Pubdate: Thu, 13 Nov 2014
Source: Boston Globe (MA)
Copyright: 2014 Globe Newspaper Company
Author: Ron Nordland, New York Times


KABUL - Afghan opium cultivation and production again reached 
historic highs in 2014, UN officials reported Wednesday. And in a 
sign of how deeply entwined drug trafficking and the Afghan political 
system have become, the officials said protracted elections this year 
were at least part of the cause.

"With the presidential election ongoing there was a huge demand of 
funding," said Jean-Luc Lemahieu, a senior official with the UN 
Office on Drugs and Crime. "And that funding is not available in the 
licit economy, and that money has to come from somewhere, so they 
turned to the illicit economy."

Still, officials noted at least one encouraging sign, saying that the 
new government of President Ashraf Ghani had moved to arrest three 
judges accused of aiding the escape of a US-wanted drug kingpin this year.

In 2011, Haji Lal Jan Ishaqzai was designated a drug kingpin by 
President Obama, a procedure that imposes financial sanctions on 
major drug lords. The Afghans arrested him in 2012 and convicted him 
in a special drug court in Kabul in 2013.

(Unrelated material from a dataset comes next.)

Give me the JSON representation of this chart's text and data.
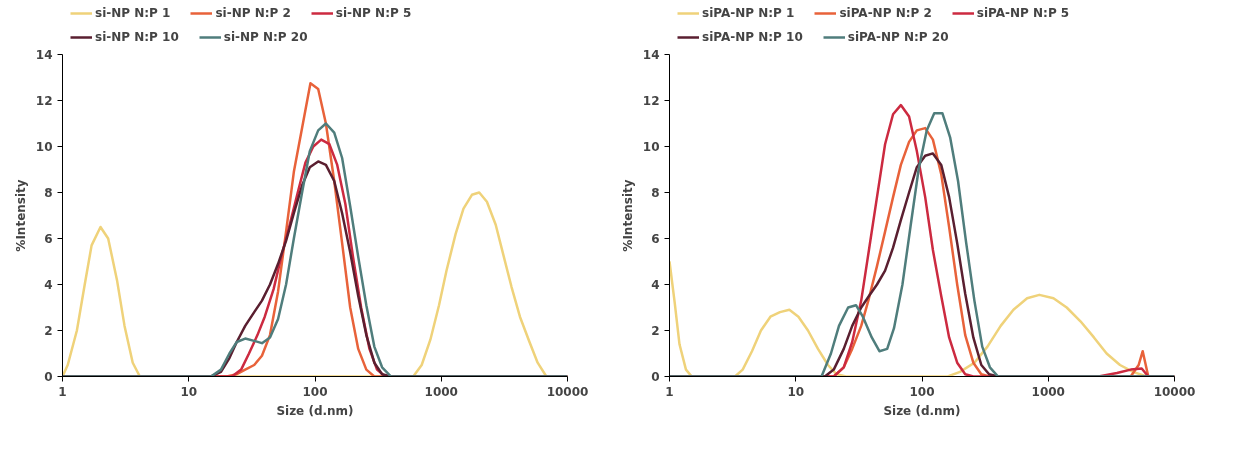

The arrests of the judges were welcomed by UN officials as a signal 
that Ghani's government was willing to treat drug trafficking more 
seriously than past officials have.

But the United Nations and the Afghan Ministry of Counter-Narcotics 
said Wednesday that Afghan opium cultivation had increased by 7 
percent over 2013, while production had increased as much as 17 
percent. The rise came even though worldwide demand for Afghan opium 
has stagnated.

The eight-month presidential and provincial elections, which included 
two rounds of voting and a protracted dispute over the results, 
affected opium production not only in the increased demand by 
politicians for campaign cash but also in diverting police and 
military resources to the elections and away from opium eradication.

Andrey Avetisyan, a former Russian ambassador to Afghanistan and now 
the head of the UN drug agency here, said that UN officials had met 
with Ghani recently and were encouraged by his concern about the problem.

"He understood well that drug trafficking suffocates the normal 
economic development," Avetisyan said. "We are quite optimistic."